Hunter picks the road less traveled

Courtesy<BR>Jeff Pebworth holds the desert bighorn ram he took in Unit 15D.  This was the largest ram taken in this unit in 2013 and the second-largest ram taken in Region III.

Courtesy<BR>Jeff Pebworth holds the desert bighorn ram he took in Unit 15D. This was the largest ram taken in this unit in 2013 and the second-largest ram taken in Region III.

KINGMAN - Drawing a desert bighorn sheep tag in northern Arizona is not an easy thing to do, and when you take the largest ram in your unit, that is something to be really proud of.

Jeff Pebworth has been in Arizona for about 12 years and is an avid outdoorsman. Hunting is his passion.

He came here from Utah, where he worked as a biologist for the Utah Division of Wildlife. Prior to that, Jeff was a biologist for the Washington state Department of Natural Resources.

He hired on with the Arizona Game and Fish Department in Region III as the region's wildlife program manager.

Since he has been here, Pebworth has hunted for many of Arizona's big game animals. Jeff has taken mule deer, whitetail deer, pronghorn antelope and javelina. Pebworth is an avid bow hunter, and uses a longbow on his hunts.

He also uses a rifle and has taken elk, wild (feral) hogs and an Axis deer.

But this year, Pebworth literally won the wildlife lottery when he drew tag No. 6 out of the six offered for Unit 15D North.

As soon as he knew he had drawn the tag, he prepared for his hunt.

That meant starting to prepare himself physically and mentally for the many challenges that come with a bighorn sheep hunt.

"I knew I had a great tag and that I could be very selective," Pebworth said.

His tag was for the late hunt in Unit 15D, which is the best sheep unit in northern Arizona, if not the state. That unit is located in the Black Mountains west of Kingman.

In 2013, the department split Unit 15D into two sections, divided by Oatman Road.

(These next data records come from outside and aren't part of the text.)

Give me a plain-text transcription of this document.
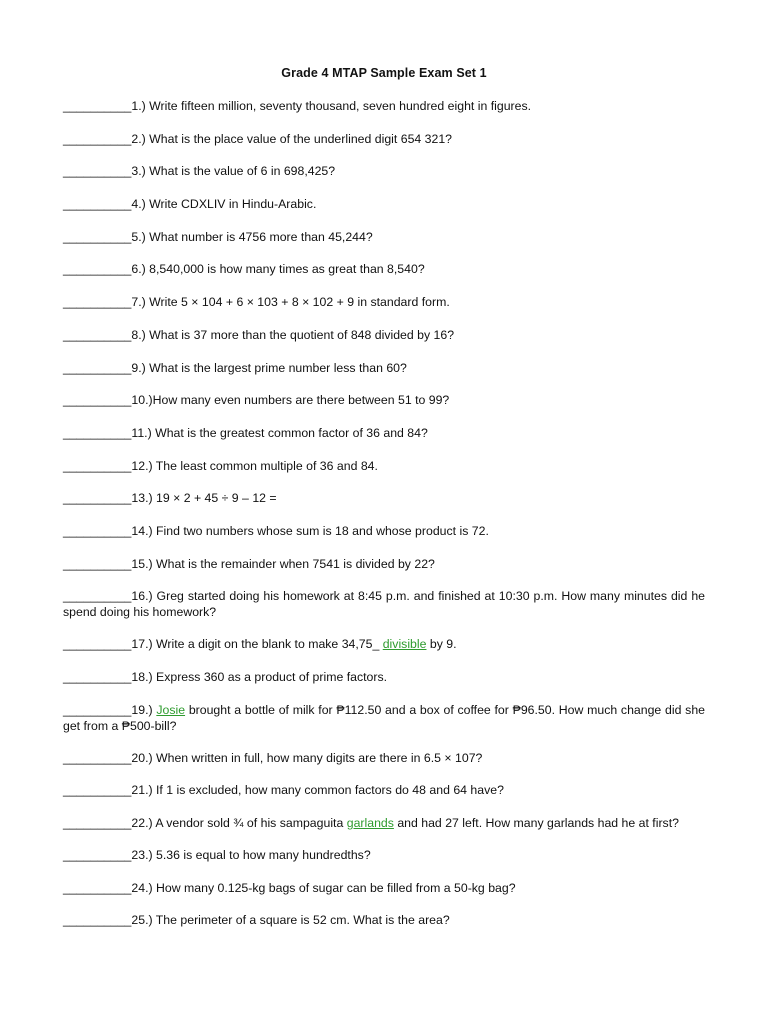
Grade 4 MTAP Sample Exam Set 1
__________1.) Write fifteen million, seventy thousand, seven hundred eight in figures.
__________2.) What is the place value of the underlined digit 654 321?
__________3.) What is the value of 6 in 698,425?
__________4.) Write CDXLIV in Hindu-Arabic.
__________5.) What number is 4756 more than 45,244?
__________6.) 8,540,000 is how many times as great than 8,540?
__________7.) Write 5 × 104 + 6 × 103 + 8 × 102 + 9 in standard form.
__________8.) What is 37 more than the quotient of 848 divided by 16?
__________9.) What is the largest prime number less than 60?
__________10.)How many even numbers are there between 51 to 99?
__________11.) What is the greatest common factor of 36 and 84?
__________12.) The least common multiple of 36 and 84.
__________13.) 19 × 2 + 45 ÷ 9 – 12 =
__________14.) Find two numbers whose sum is 18 and whose product is 72.
__________15.) What is the remainder when 7541 is divided by 22?
__________16.) Greg started doing his homework at 8:45 p.m. and finished at 10:30 p.m. How many minutes did he spend doing his homework?
__________17.) Write a digit on the blank to make 34,75_ divisible by 9.
__________18.) Express 360 as a product of prime factors.
__________19.) Josie brought a bottle of milk for ₱112.50 and a box of coffee for ₱96.50. How much change did she get from a ₱500-bill?
__________20.) When written in full, how many digits are there in 6.5 × 107?
__________21.) If 1 is excluded, how many common factors do 48 and 64 have?
__________22.) A vendor sold ¾ of his sampaguita garlands and had 27 left. How many garlands had he at first?
__________23.) 5.36 is equal to how many hundredths?
__________24.) How many 0.125-kg bags of sugar can be filled from a 50-kg bag?
__________25.) The perimeter of a square is 52 cm. What is the area?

Pebworth's tag was in the unit's north section.

The department also created two hunts for Unit 15D North - an early hunt that started Nov. 22, and a late hunt that started Dec. 12.

Pebworth knew that any mature rams he spotted during his scouting trips could possibly be taken by the five hunters on the early hunt, or by any of the other five hunters who had tags for the same hunt.

Pebworth developed a simple hunting strategy.

"I wanted to get as far away from any roads that I could," he said.

As the season got closer, Pebworth hiked many miles looking for sheep.

He found sheep in all the "normal places" where other sheep hunters, outfitters and guides look, but he also found a few above-average rams in places well off the beaten track.

Bu the ram that Pebworth was looking for wasn't seen on any aerial surveys and wasn't wearing any radio collars. He found the ram he wanted on the first day of the first hunt.

"I had hiked in a long ways when I saw this one particular ram," Pebworth said.

"I knew he was a great ram and had it all - age, length and mass."

But Pebworth wasn't the only one who might have seen the ram: "I actually talked to a hunter who said he had seen a giant ram and had shot at it but missed," he said.

In the end, none of the five hunters who had the first hunt in 15D North took the ram that Pebworth wanted.

Two rams were taken that definitely qualified as trophies. One ram scored 165-4/8 while the other scored 170.

When Pebworth's hunt opened, he and a friend started searching for the old, long-horned ram.

They found him on the first day, but there was no way they could get to him.

The second day, they found the ram again, but once more he was in an area where taking a shot would bring disastrous results.

They sat and watched the old ram, three other rams and a couple of ewes all day from a long ways off, determined to try again to get into range of the old monarch.

The next day they hiked back in to the area and started looking. Initially, they couldn't find the ram, but then they heard rocks falling - and there he was, 225 yards away.

Pebworth got settled in with his rifle in .300 Winchester short-mag caliber and touched off the shot.

"My buddy thought I had missed him, but the ram ran about 40 yards and collapsed," he said.

His hunt was over in just three days, and yet Pebworth didn't know that he had just taken the largest ram out of the 11 sheep taken in Unit 15D North on the two general hunts.

At the Region III office, the ram was aged and measured. The ram scored at 174-5/8 inches (gross) and 173-1/8 inches (net) and was aged at 7 years old.

The ram had horns that were 36-7/8 inches long (left) and 35-4/8 inches (right). The bases were just over 15 inches.

As it turned out, Pebworth's ram was the second-largest ram taken in Region III in 2013.

Only a ram taken by Mitchell Jones in Unit 15D South was larger. Jones' ram scored 179-3/8 inches.